When it comes to our marketing, we’re often in search of a formula that will consistently and reliably deliver the results we’re looking for.
Input x and receive y.
Whether it’s ad spend, conversion rate or any other metric we choose to track, what we’re striving for with our marketing is often efficiency.
This is a worthy objective, no point in doing or spending more than you need when a few small tweaks here or there could improve your results.
The problem is that effective marketing over the long run–while it might be made up of a number of well-oiled components–is always a highly inefficient process.

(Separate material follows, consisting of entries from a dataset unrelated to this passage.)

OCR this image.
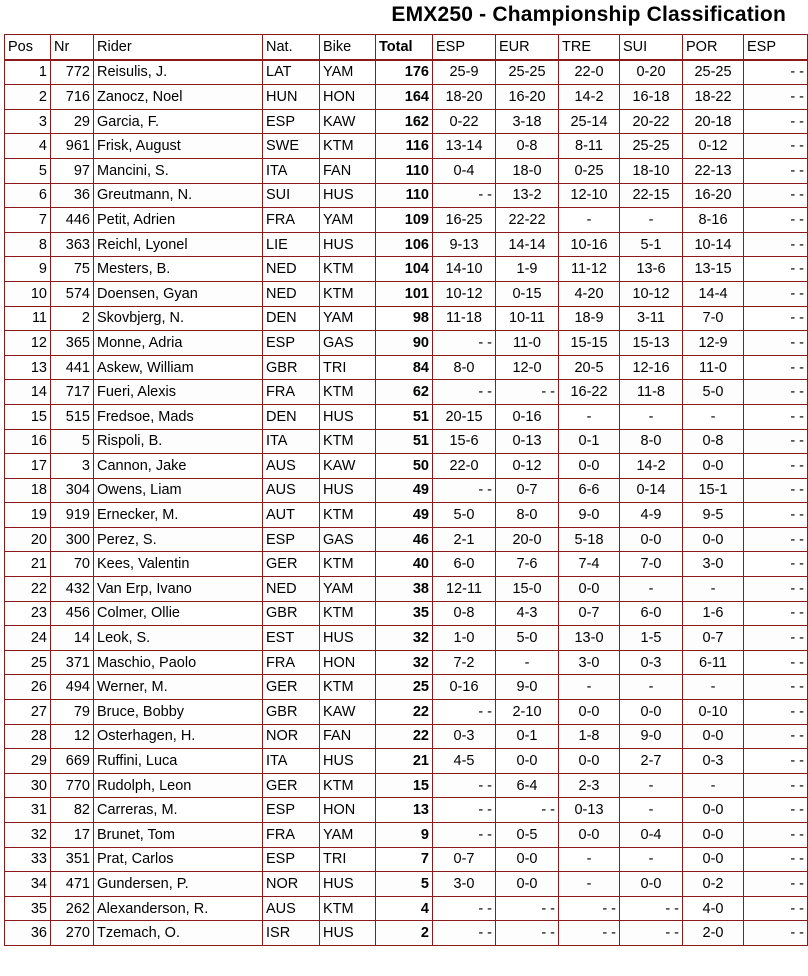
EMX250 - Championship Classification
Pos	Nr	Rider	Nat.	Bike	Total	ESP	EUR	TRE	SUI	POR	ESP
1	772	Reisulis, J.	LAT	YAM	176	25-9	25-25	22-0	0-20	25-25	- -
2	716	Zanocz, Noel	HUN	HON	164	18-20	16-20	14-2	16-18	18-22	- -
3	29	Garcia, F.	ESP	KAW	162	0-22	3-18	25-14	20-22	20-18	- -
4	961	Frisk, August	SWE	KTM	116	13-14	0-8	8-11	25-25	0-12	- -
5	97	Mancini, S.	ITA	FAN	110	0-4	18-0	0-25	18-10	22-13	- -
6	36	Greutmann, N.	SUI	HUS	110	- -	13-2	12-10	22-15	16-20	- -
7	446	Petit, Adrien	FRA	YAM	109	16-25	22-22	-	-	8-16	- -
8	363	Reichl, Lyonel	LIE	HUS	106	9-13	14-14	10-16	5-1	10-14	- -
9	75	Mesters, B.	NED	KTM	104	14-10	1-9	11-12	13-6	13-15	- -
10	574	Doensen, Gyan	NED	KTM	101	10-12	0-15	4-20	10-12	14-4	- -
11	2	Skovbjerg, N.	DEN	YAM	98	11-18	10-11	18-9	3-11	7-0	- -
12	365	Monne, Adria	ESP	GAS	90	- -	11-0	15-15	15-13	12-9	- -
13	441	Askew, William	GBR	TRI	84	8-0	12-0	20-5	12-16	11-0	- -
14	717	Fueri, Alexis	FRA	KTM	62	- -	- -	16-22	11-8	5-0	- -
15	515	Fredsoe, Mads	DEN	HUS	51	20-15	0-16	-	-	-	- -
16	5	Rispoli, B.	ITA	KTM	51	15-6	0-13	0-1	8-0	0-8	- -
17	3	Cannon, Jake	AUS	KAW	50	22-0	0-12	0-0	14-2	0-0	- -
18	304	Owens, Liam	AUS	HUS	49	- -	0-7	6-6	0-14	15-1	- -
19	919	Ernecker, M.	AUT	KTM	49	5-0	8-0	9-0	4-9	9-5	- -
20	300	Perez, S.	ESP	GAS	46	2-1	20-0	5-18	0-0	0-0	- -
21	70	Kees, Valentin	GER	KTM	40	6-0	7-6	7-4	7-0	3-0	- -
22	432	Van Erp, Ivano	NED	YAM	38	12-11	15-0	0-0	-	-	- -
23	456	Colmer, Ollie	GBR	KTM	35	0-8	4-3	0-7	6-0	1-6	- -
24	14	Leok, S.	EST	HUS	32	1-0	5-0	13-0	1-5	0-7	- -
25	371	Maschio, Paolo	FRA	HON	32	7-2	-	3-0	0-3	6-11	- -
26	494	Werner, M.	GER	KTM	25	0-16	9-0	-	-	-	- -
27	79	Bruce, Bobby	GBR	KAW	22	- -	2-10	0-0	0-0	0-10	- -
28	12	Osterhagen, H.	NOR	FAN	22	0-3	0-1	1-8	9-0	0-0	- -
29	669	Ruffini, Luca	ITA	HUS	21	4-5	0-0	0-0	2-7	0-3	- -
30	770	Rudolph, Leon	GER	KTM	15	- -	6-4	2-3	-	-	- -
31	82	Carreras, M.	ESP	HON	13	- -	- -	0-13	-	0-0	- -
32	17	Brunet, Tom	FRA	YAM	9	- -	0-5	0-0	0-4	0-0	- -
33	351	Prat, Carlos	ESP	TRI	7	0-7	0-0	-	-	0-0	- -
34	471	Gundersen, P.	NOR	HUS	5	3-0	0-0	-	0-0	0-2	- -
35	262	Alexanderson, R.	AUS	KTM	4	- -	- -	- -	- -	4-0	- -
36	270	Tzemach, O.	ISR	HUS	2	- -	- -	- -	- -	2-0	- -
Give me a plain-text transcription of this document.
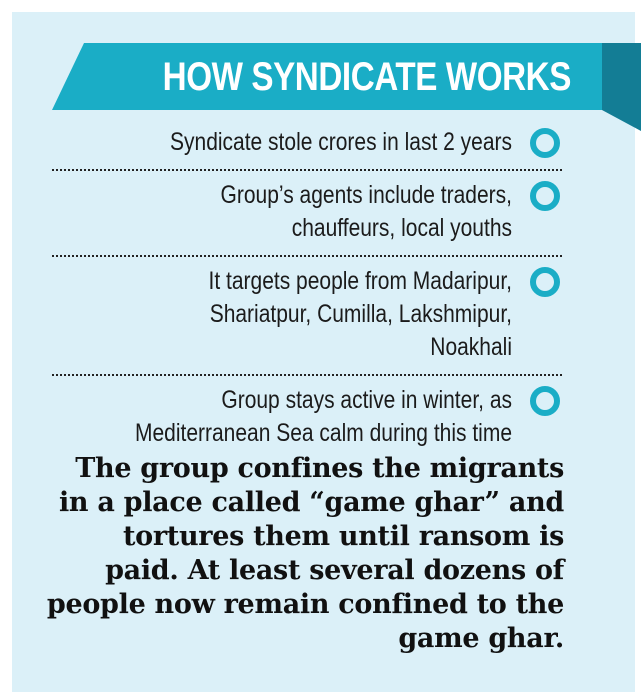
HOW SYNDICATE WORKS
Syndicate stole crores in last 2 years
Group’s agents include traders, chauffeurs, local youths
It targets people from Madaripur, Shariatpur, Cumilla, Lakshmipur, Noakhali
Group stays active in winter, as Mediterranean Sea calm during this time
The group confines the migrants in a place called “game ghar” and tortures them until ransom is paid. At least several dozens of people now remain confined to the game ghar.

For every marketing tool or technique we’re able to optimize fully, we’ve likely had to test and tweak our way through a handful of others that couldn’t pass muster.
There’s no perfect template or formula for effective marketing. No way to connect the dots with perfect efficiency.
Marketing that’s wildly successful for someone else, their personality, style, content, and audience might not work for us. And even when we land on a strategy that works in the moment, it’s surely only a matter of time before its returns begin to decline.
When our only metric is maximum efficiency, we’re incentivized to ignore all the inefficient exploration and experimentation that is required to sustain our marketing over the long haul.
Our job then, as marketers and creators is to constantly seek out new ways to connect and build relationships with our ideal audience members. To test and tweak and experiment our way through often-unproven, even seemly irrational strategies in search of the ones that might unexpectedly work for us.
There’s no reason any of us can’t stumble on on a new strategy.
Marketing, like science, is filled with discoveries made by common folk like us.
What’s more, we already have our starting point.
If we’ve done our homework, we know our audience as well as they know themselves.
We know what they read, listen to, consume, and where they hang out online.
We know where they’re looking to go, the challenges in their path, and the solutions we’re best positioned to deliver.
With the map already filled in, we only need to get creative in making a connection. Capturing their attention just long enough for them to realize that we’re exactly what they’ve been looking for.
With this as our goal, it’s not hard to see that there are dozens, maybe even hundreds of ways to capture that attention.
Which means all we have to do is start experimenting, doubling down on what works and rejecting what doesn’t.